Il difensore insiste, tuttavia, che non c’era motivo di nascondere alcunché perché era noto il ruolo dell’imprenditore quale vertice del Gruppo Svizzero: sullo schermo proietta, ad esempio, la lettera che il sindaco Coppo scrisse, nel 1985, proprio a Schmidheiny (lamentando la situazione dello stabilimento di Casale e chiedendo conto del promesso trasferimento della fabbrica), e inviò, per conoscenza, alla prefettura e ai sindacati. Di Amato non si sofferma sul contenuto della lettera; il suo scopo è quello di dimostrare che, oltre al sindaco, anche il prefetto e i sindacati, almeno da quel momento, dovevano ben sapere chi era Schmidheiny: il difensore tende, cioè, a respingere la tesi di un’attività di comunicazione finalizzata a celare artatamente la figura del patron del gruppo.
USI IMPROPRI E D’ANNA
Come i pm avevano punzecchiato alcuni consulenti delle difese accusandoli di «aver fatto un po’ scempio della logica e della realtà», la risposta dell’avvocato Di Amato non si è fatta attendere. Non sono mancate le contestazioni ad alcuni degli esperti della procura (tra cui soprattutto Rivella, oltre che Dianzani, Magnani, Mirabelli e altri) e la ferma difesa al lavoro svolto dal proprio consulente Andrea D’Anna, docente all’Università di Napoli: «Per la prima volta, ha messo adeguatamente in rilievo il grado di inquinamento, con conseguente pericolo per la salute pubblica, causato dall’amplissima disseminazione di amianto (il difensore si riferisce ai cosiddetti usi impropri: polverino, in primis, ndr) verificatasi nei settant’anni precedenti all’assunzione di responsabilità dell’Eternit da parte di Stephan Schmdiheniy». A D’Anna era stata contestata dal pm una «caduta di stile» quando aveva puntato il dito su una tegola rotta quale ipotizzato passaggio di fibre di amianto, in realtà la tegola era stata rotta appositamente dai tecnici dell’Arpa per effettuare un campionamento. «Nessuna caduta di stile – ha replicato Di Amato -, caso mai è la dimostrazione che i tetti non erano a tenuta stagna».

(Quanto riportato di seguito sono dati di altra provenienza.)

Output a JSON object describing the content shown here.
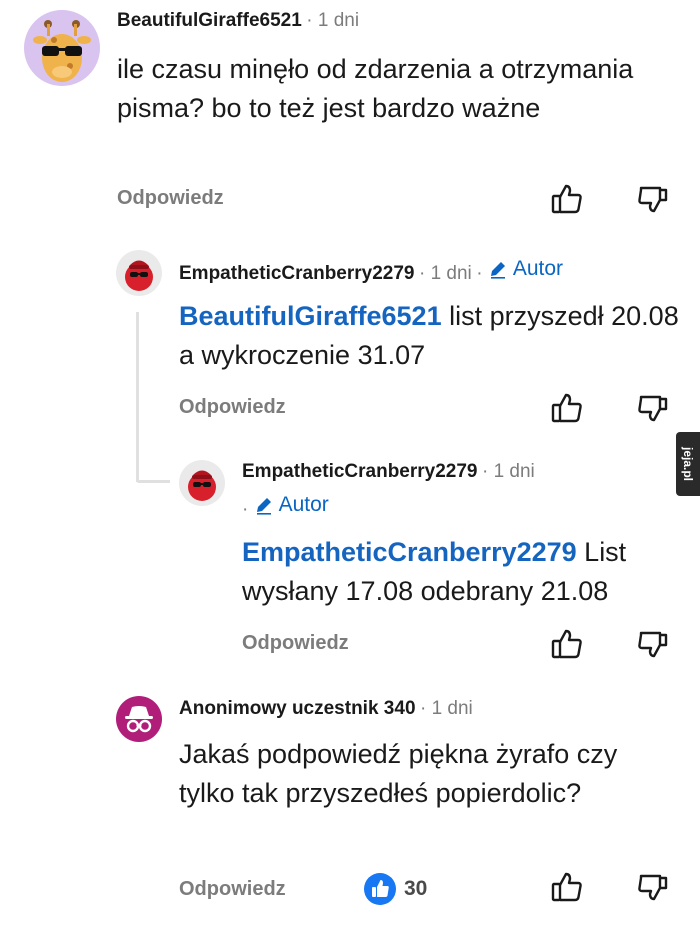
{
  "comments": [
    {
      "username": "BeautifulGiraffe6521",
      "time": "1 dni",
      "body": "ile czasu minęło od zdarzenia a otrzymania pisma? bo to też jest bardzo ważne",
      "reply_label": "Odpowiedz",
      "avatar_icon": "giraffe-sunglasses-avatar"
    },
    {
      "username": "EmpatheticCranberry2279",
      "time": "1 dni",
      "author_label": "Autor",
      "mention": "BeautifulGiraffe6521",
      "body": "list przyszedł 20.08 a wykroczenie 31.07",
      "reply_label": "Odpowiedz",
      "avatar_icon": "cranberry-avatar"
    },
    {
      "username": "EmpatheticCranberry2279",
      "time": "1 dni",
      "author_label": "Autor",
      "mention": "EmpatheticCranberry2279",
      "body": "List wysłany 17.08 odebrany 21.08",
      "reply_label": "Odpowiedz",
      "avatar_icon": "cranberry-avatar"
    },
    {
      "username": "Anonimowy uczestnik 340",
      "time": "1 dni",
      "body": "Jakaś podpowiedź piękna żyrafo czy tylko tak przyszedłeś popierdolic?",
      "reply_label": "Odpowiedz",
      "likes": "30",
      "avatar_icon": "incognito-avatar"
    }
  ],
  "watermark": "jeja.pl",
  "colors": {
    "text": "#1a1a1b",
    "muted": "#7c7c7c",
    "link": "#1565c0",
    "author": "#0a66c2",
    "giraffe_bg": "#d9c3ef",
    "incognito_bg": "#b01e7a",
    "like_blue": "#1877f2"
  }
}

Effettivamente, se uno li spacca, no.
A CHI SI FA IL PROCESSO?
«Qui si è fatto, da parte della procura, più un processo a carico del “Sig. Amianto” o del “Sig. Eternit” piuttosto che a carico di Stephan Schmidheny» afferma il difensore. E aggiunge: «Se si abbandonano i pregiudizi, si deve rilevare che Schmidheiny, all’epoca ventinovenne, laureato in legge e con un retroterra culturale su cui aveva influito il movimento del ‘68 che egli aveva vissuto a Roma, ha approcciato il tema salute e amianto in modo assolutamente innovativo e davvero centrato sulla preoccupazione di proteggere i lavoratori e l’ambiente».
Qui è indispensabile una riflessione di chi scrive. E la riproposizione di una sollecitazione a Stephan Schmidheiny. Posto che fosse questo il suo obbiettivo – proteggere lavoratori e ambiente -, e visto che, per svariati motivi, non è andata così (tanti, purtroppo, sono morti e tanti, purtroppo, continuano ad ammalarsi), perché, signor Schmidheiny, non si impegna a mettere riparo al drammatico stillicidio in atto, di cui l’amianto è causa? Lo faccia ora, signor Schmidheiny: finanziando e guidando – non solo da «vertice di gruppo», ma da effettivo «gestore diretto» – un’attività di ricerca mondiale affinché i migliori scienziati che lei sceglierà trovino la cura per far cessare la tragedia che si abbatte su questa comunità (e non solo) fatta di «persone meravigliose».
RISARCIMENTI
Il difensore respinge, infine, tutte le richieste di risarcimento.
«Per quanto riguarda le persone fisiche e le associazioni, va osservato che le richieste di danni si riferiscono alla violazione delle norme in materia di sicurezza del lavoro con conseguente morte di cittadini e residenti. Si tratta di un fatto che è già stato oggetto di giudizio nel processo Eternit 1 e rispetto al quale si è già consolidata la prescrizione». Inoltre, a suo parere «manca agli atti la prova dell’esistenza dei danni reclamati».
Pure per quanto riguarda le richieste dei sindacati e dell’Inail, vale la già intervenuta prescrizione.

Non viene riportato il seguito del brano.